The Bucs rested Galloway after his mishap in San Fran, but the injury proved to be more troublesome than originally feared.

"It was something Joey thought he could work out in the weeks after that game," said Allen. "He was still having some pain with it [after the season], so he got it re-analyzed and thought the best thing to do was to scope it."

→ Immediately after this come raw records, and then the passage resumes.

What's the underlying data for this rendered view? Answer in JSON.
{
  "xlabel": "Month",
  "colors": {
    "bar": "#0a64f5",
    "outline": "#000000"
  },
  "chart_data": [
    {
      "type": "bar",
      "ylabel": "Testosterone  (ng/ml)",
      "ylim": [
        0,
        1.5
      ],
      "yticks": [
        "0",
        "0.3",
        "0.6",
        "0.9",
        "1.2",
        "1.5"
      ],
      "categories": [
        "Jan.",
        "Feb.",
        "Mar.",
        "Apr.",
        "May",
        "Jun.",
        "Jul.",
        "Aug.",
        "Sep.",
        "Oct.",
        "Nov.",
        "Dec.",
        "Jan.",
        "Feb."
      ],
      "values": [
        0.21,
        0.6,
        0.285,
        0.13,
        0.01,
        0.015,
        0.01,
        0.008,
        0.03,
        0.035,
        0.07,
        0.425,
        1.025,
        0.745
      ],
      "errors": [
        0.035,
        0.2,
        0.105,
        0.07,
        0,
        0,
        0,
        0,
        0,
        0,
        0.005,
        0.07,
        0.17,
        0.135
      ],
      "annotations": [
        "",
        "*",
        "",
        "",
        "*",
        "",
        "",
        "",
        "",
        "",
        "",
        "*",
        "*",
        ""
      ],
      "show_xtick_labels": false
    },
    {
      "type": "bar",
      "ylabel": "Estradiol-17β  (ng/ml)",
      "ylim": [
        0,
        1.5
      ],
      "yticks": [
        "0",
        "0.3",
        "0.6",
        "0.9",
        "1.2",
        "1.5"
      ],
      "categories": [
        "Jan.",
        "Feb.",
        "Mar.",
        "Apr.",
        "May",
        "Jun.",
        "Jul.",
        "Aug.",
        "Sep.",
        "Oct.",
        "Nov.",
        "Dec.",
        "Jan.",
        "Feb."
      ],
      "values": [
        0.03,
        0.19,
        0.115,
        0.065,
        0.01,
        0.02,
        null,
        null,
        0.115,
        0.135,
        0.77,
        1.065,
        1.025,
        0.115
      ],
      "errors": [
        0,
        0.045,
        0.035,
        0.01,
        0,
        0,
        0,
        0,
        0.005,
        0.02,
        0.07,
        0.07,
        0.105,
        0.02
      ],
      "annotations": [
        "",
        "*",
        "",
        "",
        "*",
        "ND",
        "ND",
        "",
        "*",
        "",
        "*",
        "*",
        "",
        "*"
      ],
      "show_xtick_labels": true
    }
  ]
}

The Bucs barely played Galloway in the season's last two weeks, and the speed receiver saw only occasional practice time in the days leading up to the Wild Card game. The Bucs took a very conservative approach with Galloway and many of the other dinged-up starters, and that decision will draw some extra scrutiny after the Giants went all the way after playing the Patriots hard in Week 17. That scrutiny is fair, but in the Bucs' case the decision to pull back was out of their hands.

"We really didn't have a choice," said Gruden. "People can question it, here I am and I'll answer any more questions. We tried to get Galloway and Arron Sears and a number of guys to the game. The best way to do that was to get them an opportunity to rest and heal."

Galloway was one of the Bucs' most important weapons throughout the division-winning campaign, but his injury before the Giants game certainly didn't help.

"Joey is one of our best players, and obviously a weapon," said Gruden.

That, the Buccaneers believe, will be true in 2008 as well.